Par un jugement n° 2502156 du 18 décembre 2025, le tribunal administratif de Lille a rejeté ses demandes.
Procédure devant la cour :
Par une requête, enregistrée le 26 février 2026, Mme B… représentée par Me Gommeaux, demande à la cour :
1°) d’annuler ce jugement ;
2°) d’annuler ces décisions ;
3°) d’enjoindre au préfet de lui délivrer une carte de séjour temporaire portant la mention « vie privée et familiale », ou, subsidiairement, de réexaminer sa demande, dans un délai d’un mois à compter de la notification de la décision à intervenir et sous astreinte de 200 euros par jour de retard, et de lui délivrer dans les deux cas un récépissé de demande de titre de séjour l’autorisant à travailler dans un délai de sept jours à compter de cette même date sous astreinte de 200 euros par jour de retard ;
4°) de mettre la somme de 1 800 euros toutes taxes comprises à la charge de l’Etat au bénéfice de son conseil en application des dispositions de l’article 37 alinéa 2 de la loi du 10 juillet 1991 et de l’article L. 761-1 du code de justice administrative.
Elle soutient que :
En ce qui concerne la décision de refus de titre de séjour :
- elle est insuffisamment motivée ;
- elle est entachée d’un défaut d’examen particulier de sa situation personnelle ;
- elle méconnaît les stipulations de l’article 8 de la convention européenne de sauvegarde des droits de l’homme et des libertés fondamentales, l’article L. 423-23 du code de l’entrée et du séjour des étrangers et du droit d’asile et est entachée d’une erreur manifeste d’appréciation dans l’appréciation de sa situation personnelle ;
- la commission du titre de séjour aurait dû être saisie ;
En ce qui concerne la décision portant obligation de quitter le territoire français :
- elle est illégale en raison de l’illégalité de la décision de refus de titre de séjour,
- elle est insuffisamment motivée ;
- elle est entachée d’un défaut d’examen particulier de sa situation personnelle ;
- elle méconnaît les stipulations de l’article 8 de la convention européenne de sauvegarde des droits de l’homme et des libertés fondamentales et est entachée d’une erreur manifeste d’appréciation dans l’appréciation de sa situation personnelle.

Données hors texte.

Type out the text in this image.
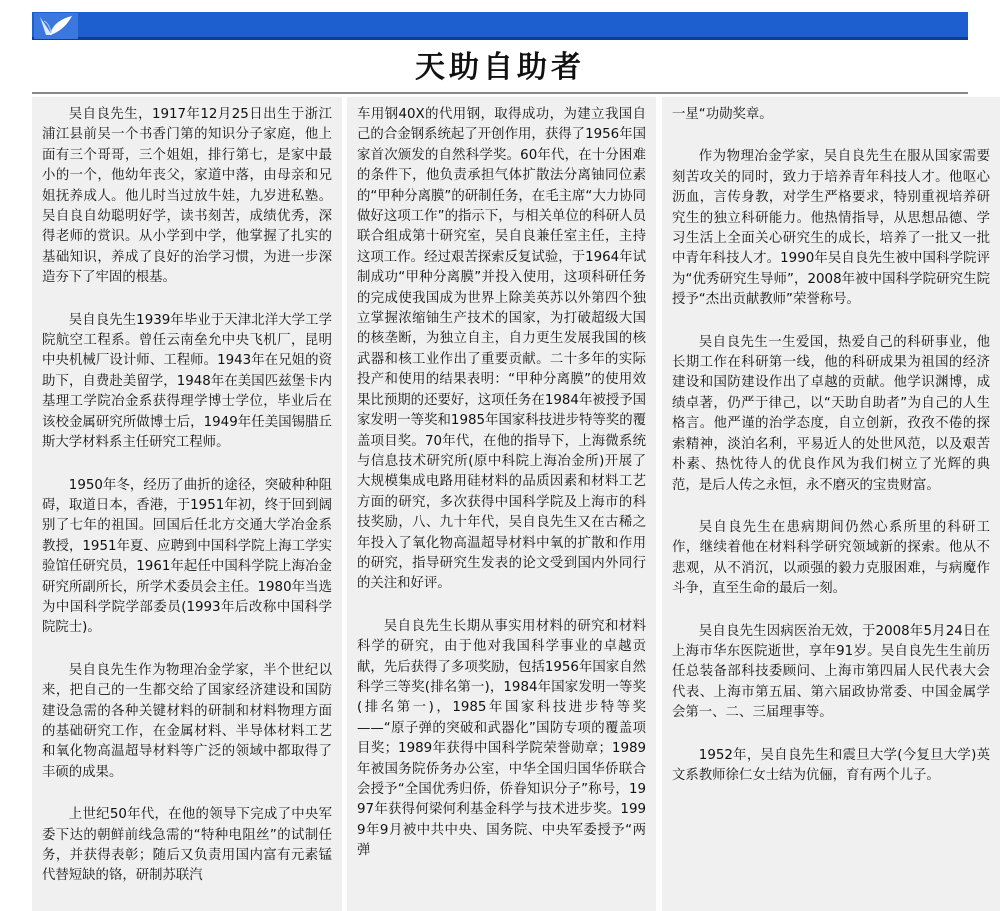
天助自助者

吴自良先生，1917年12月25日出生于浙江浦江县前吴一个书香门第的知识分子家庭，他上面有三个哥哥，三个姐姐，排行第七，是家中最小的一个，他幼年丧父，家道中落，由母亲和兄姐抚养成人。他儿时当过放牛娃，九岁进私塾。吴自良自幼聪明好学，读书刻苦，成绩优秀，深得老师的赏识。从小学到中学，他掌握了扎实的基础知识，养成了良好的治学习惯，为进一步深造夯下了牢固的根基。

吴自良先生1939年毕业于天津北洋大学工学院航空工程系。曾任云南垒允中央飞机厂，昆明中央机械厂设计师、工程师。1943年在兄姐的资助下，自费赴美留学，1948年在美国匹兹堡卡内基理工学院冶金系获得理学博士学位，毕业后在该校金属研究所做博士后，1949年任美国锡腊丘斯大学材料系主任研究工程师。

1950年冬，经历了曲折的途径，突破种种阻碍，取道日本，香港，于1951年初，终于回到阔别了七年的祖国。回国后任北方交通大学冶金系教授，1951年夏、应聘到中国科学院上海工学实验馆任研究员，1961年起任中国科学院上海冶金研究所副所长，所学术委员会主任。1980年当选为中国科学院学部委员(1993年后改称中国科学院院士)。

吴自良先生作为物理冶金学家，半个世纪以来，把自己的一生都交给了国家经济建设和国防建设急需的各种关键材料的研制和材料物理方面的基础研究工作，在金属材料、半导体材料工艺和氧化物高温超导材料等广泛的领域中都取得了丰硕的成果。

上世纪50年代，在他的领导下完成了中央军委下达的朝鲜前线急需的“特种电阻丝”的试制任务，并获得表彰；随后又负责用国内富有元素锰代替短缺的铬，研制苏联汽

车用钢40X的代用钢，取得成功，为建立我国自己的合金钢系统起了开创作用，获得了1956年国家首次颁发的自然科学奖。60年代，在十分困难的条件下，他负责承担气体扩散法分离铀同位素的“甲种分离膜”的研制任务，在毛主席“大力协同做好这项工作”的指示下，与相关单位的科研人员联合组成第十研究室，吴自良兼任室主任，主持这项工作。经过艰苦探索反复试验，于1964年试制成功“甲种分离膜”并投入使用，这项科研任务的完成使我国成为世界上除美英苏以外第四个独立掌握浓缩铀生产技术的国家，为打破超级大国的核垄断，为独立自主，自力更生发展我国的核武器和核工业作出了重要贡献。二十多年的实际投产和使用的结果表明：“甲种分离膜”的使用效果比预期的还要好，这项任务在1984年被授予国家发明一等奖和1985年国家科技进步特等奖的覆盖项目奖。70年代，在他的指导下，上海微系统与信息技术研究所(原中科院上海冶金所)开展了大规模集成电路用硅材料的品质因素和材料工艺方面的研究，多次获得中国科学院及上海市的科技奖励，八、九十年代，吴自良先生又在古稀之年投入了氧化物高温超导材料中氧的扩散和作用的研究，指导研究生发表的论文受到国内外同行的关注和好评。

吴自良先生长期从事实用材料的研究和材料科学的研究，由于他对我国科学事业的卓越贡献，先后获得了多项奖励，包括1956年国家自然科学三等奖(排名第一)，1984年国家发明一等奖(排名第一)，1985年国家科技进步特等奖——“原子弹的突破和武器化”国防专项的覆盖项目奖；1989年获得中国科学院荣誉勋章；1989年被国务院侨务办公室，中华全国归国华侨联合会授予“全国优秀归侨，侨眷知识分子”称号，1997年获得何梁何利基金科学与技术进步奖。1999年9月被中共中央、国务院、中央军委授予“两弹

一星“功勋奖章。

作为物理冶金学家，吴自良先生在服从国家需要刻苦攻关的同时，致力于培养青年科技人才。他呕心沥血，言传身教，对学生严格要求，特别重视培养研究生的独立科研能力。他热情指导，从思想品德、学习生活上全面关心研究生的成长，培养了一批又一批中青年科技人才。1990年吴自良先生被中国科学院评为“优秀研究生导师”，2008年被中国科学院研究生院授予“杰出贡献教师”荣誉称号。

吴自良先生一生爱国，热爱自己的科研事业，他长期工作在科研第一线，他的科研成果为祖国的经济建设和国防建设作出了卓越的贡献。他学识渊博，成绩卓著，仍严于律己，以“天助自助者”为自己的人生格言。他严谨的治学态度，自立创新，孜孜不倦的探索精神，淡泊名利，平易近人的处世风范，以及艰苦朴素、热忱待人的优良作风为我们树立了光辉的典范，是后人传之永恒，永不磨灭的宝贵财富。

吴自良先生在患病期间仍然心系所里的科研工作，继续着他在材料科学研究领域新的探索。他从不悲观，从不消沉，以顽强的毅力克服困难，与病魔作斗争，直至生命的最后一刻。

吴自良先生因病医治无效，于2008年5月24日在上海市华东医院逝世，享年91岁。吴自良先生生前历任总装备部科技委顾问、上海市第四届人民代表大会代表、上海市第五届、第六届政协常委、中国金属学会第一、二、三届理事等。

1952年，吴自良先生和震旦大学(今复旦大学)英文系教师徐仁女士结为伉俪，育有两个儿子。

Mme B… a été admise au bénéfice de l’aide juridictionnelle totale par une décision du 29 janvier 2026.
Vu les autres pièces du dossier.
Vu :
- la convention européenne de sauvegarde des droits de l’homme et des libertés fondamentales ;
- la Charte des droits fondamentaux de l’Union européenne ;
- le code des relations entre le public et l’administration ;
- le code de l’entrée et du séjour des étrangers et du droit d’asile ;
- la loi n°91-647 du 10 juillet 1991 ;
- le code de justice administrative.
Considérant ce qui suit :
1. Aux termes de l’article R. 222-1 du code de justice administrative : « (…) les présidents de formation de jugement (…) des cours peuvent, par ordonnance : (…) / 5° Statuer sur les requêtes qui ne présentent plus à juger de questions autres que la condamnation prévue à l’article L. 761-1 (…) ». Aux termes du dernier alinéa du même article : « (…) les présidents des formations de jugement des cours (…) peuvent (…), par ordonnance, rejeter (…) (…), les requêtes dirigées contre des ordonnances prises en application des 1° à 5° du présent article ainsi que, après l’expiration du délai de recours ou, lorsqu’un mémoire complémentaire a été annoncé, après la production de ce mémoire les requêtes d’appel manifestement dépourvues de fondement. Ils peuvent, de même, annuler une ordonnance prise en application des 1° à 5°et 7° du présent article à condition de régler l’affaire au fond par application de l’une des dispositions des 1° à 7°. ».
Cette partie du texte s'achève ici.